La seule lecture du savant ouvrage de Charles Labitte sur la Démocratie chez les prédicateurs de la Ligue prouve à toute évidence que le clergé n'a cessé d'exciter les haines dans un intérêt purement temporel et politique.

Dès les premiers jours, il prépare la Saint- Barthélémy. La chaire de vérité retentit d'odieuses insinuations : « Notre noblesse, s'écrie l'évêque Vigor en plein sermon, notre noblesse ne veut pas frapper ! . . . N'est-ce pas grande cruauté, dit-elle, de tirer le couteau contre son oncle, contre son frère ? Viens çà ; davantage lequel t'est plus propre : ton frère catholique et chrétien ou bien ton frère charnel huguenot ? La conjonction ou affinité spirituelle est bien plus grande que la charnelle, et partant je dis que, puisque tu ne veux pas frapper contre les huguenots, tu n'as pas de religion ! »

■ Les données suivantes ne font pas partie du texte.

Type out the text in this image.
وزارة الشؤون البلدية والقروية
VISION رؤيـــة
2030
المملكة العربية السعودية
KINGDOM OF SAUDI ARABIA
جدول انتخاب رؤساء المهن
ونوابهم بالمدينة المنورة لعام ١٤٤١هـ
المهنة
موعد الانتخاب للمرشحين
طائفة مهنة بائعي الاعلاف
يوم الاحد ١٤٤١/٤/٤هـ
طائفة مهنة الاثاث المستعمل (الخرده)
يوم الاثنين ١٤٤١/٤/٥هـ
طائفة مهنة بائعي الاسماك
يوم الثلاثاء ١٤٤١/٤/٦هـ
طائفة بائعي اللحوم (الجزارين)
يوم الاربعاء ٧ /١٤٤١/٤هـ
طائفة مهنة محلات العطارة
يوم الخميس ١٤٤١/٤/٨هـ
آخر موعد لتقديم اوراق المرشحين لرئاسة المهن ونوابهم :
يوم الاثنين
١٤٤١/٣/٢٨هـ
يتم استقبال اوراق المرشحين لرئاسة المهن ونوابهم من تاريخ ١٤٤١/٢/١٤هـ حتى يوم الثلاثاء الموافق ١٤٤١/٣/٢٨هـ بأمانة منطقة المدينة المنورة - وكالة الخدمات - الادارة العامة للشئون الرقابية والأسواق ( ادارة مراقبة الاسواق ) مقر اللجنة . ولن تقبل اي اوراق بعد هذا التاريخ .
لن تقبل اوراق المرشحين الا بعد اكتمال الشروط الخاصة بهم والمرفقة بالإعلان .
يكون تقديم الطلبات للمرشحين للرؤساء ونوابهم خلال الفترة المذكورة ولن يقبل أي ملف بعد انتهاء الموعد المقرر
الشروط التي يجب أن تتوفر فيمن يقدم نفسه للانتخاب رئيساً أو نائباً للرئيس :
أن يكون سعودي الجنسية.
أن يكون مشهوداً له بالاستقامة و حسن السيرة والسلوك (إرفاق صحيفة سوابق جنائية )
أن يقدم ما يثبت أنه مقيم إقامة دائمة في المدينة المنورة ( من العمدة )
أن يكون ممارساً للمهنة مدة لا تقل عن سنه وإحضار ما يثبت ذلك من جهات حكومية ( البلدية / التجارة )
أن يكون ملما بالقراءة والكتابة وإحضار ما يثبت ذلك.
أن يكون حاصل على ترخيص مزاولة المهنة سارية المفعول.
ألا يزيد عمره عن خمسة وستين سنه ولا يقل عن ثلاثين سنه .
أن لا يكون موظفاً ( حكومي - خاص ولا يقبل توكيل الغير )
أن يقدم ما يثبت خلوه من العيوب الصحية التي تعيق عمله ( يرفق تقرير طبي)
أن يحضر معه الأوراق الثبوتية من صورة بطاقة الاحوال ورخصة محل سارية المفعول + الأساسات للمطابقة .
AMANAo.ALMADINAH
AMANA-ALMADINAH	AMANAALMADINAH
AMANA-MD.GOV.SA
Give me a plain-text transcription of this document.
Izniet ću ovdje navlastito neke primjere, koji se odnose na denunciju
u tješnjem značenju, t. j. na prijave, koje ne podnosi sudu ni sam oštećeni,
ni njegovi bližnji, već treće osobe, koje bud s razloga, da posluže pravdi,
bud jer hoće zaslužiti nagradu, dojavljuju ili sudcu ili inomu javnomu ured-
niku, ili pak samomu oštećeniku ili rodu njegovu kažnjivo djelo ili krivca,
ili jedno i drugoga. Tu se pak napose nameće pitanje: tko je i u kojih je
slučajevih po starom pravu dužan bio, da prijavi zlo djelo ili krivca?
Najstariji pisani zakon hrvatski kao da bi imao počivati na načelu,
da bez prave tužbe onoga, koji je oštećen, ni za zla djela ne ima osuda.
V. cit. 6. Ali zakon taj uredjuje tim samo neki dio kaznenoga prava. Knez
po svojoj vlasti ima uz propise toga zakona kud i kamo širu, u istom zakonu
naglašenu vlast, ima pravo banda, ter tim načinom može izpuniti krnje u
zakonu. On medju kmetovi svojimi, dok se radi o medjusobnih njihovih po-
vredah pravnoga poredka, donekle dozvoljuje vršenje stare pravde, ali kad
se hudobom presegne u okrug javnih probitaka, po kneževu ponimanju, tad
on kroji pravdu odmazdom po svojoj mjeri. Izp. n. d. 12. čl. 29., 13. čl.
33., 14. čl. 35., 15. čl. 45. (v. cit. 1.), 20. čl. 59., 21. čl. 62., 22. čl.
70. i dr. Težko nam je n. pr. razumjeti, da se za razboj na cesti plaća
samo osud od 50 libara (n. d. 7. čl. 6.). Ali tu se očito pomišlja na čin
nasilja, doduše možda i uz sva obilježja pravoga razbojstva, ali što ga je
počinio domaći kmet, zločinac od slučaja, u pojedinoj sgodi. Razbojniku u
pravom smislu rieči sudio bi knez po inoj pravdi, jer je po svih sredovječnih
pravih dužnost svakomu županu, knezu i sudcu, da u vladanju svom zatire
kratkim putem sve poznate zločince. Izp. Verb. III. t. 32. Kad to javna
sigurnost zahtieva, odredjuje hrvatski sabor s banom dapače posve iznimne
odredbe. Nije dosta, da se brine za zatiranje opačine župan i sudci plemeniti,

Et le père Le Picart, doyen de Saint-Germain-l'Auxerrois, conseille au roi de contrefaire le luthérien, afin que « lorsqu'ils se seront assemblés hautement partout, on puisse faire main basse sur eux tous et en purger une bonne fois le royaume ».

Le curé Fournier, prêchant sur ce texte de la Bible : « Allez à ce château qui est contre nous, » l'interprète ainsi devant les fidèles : « Au latin, il y a castellum ; mais ce n'est pas un vrai château ; comment le nommerons-nous ? Castellum est diminutif de castrum ; il faut le nommer en français châtelet ; châtelet n'est pas propre : il faut donc châtillon. C'est ce châtillon qui est contre vous et qui vous ruinera si vous n'y prenez garde. »

Or, Châtillon, c'est Châtillon de Coligny, l'amiral Coligny, le chef des huguenots.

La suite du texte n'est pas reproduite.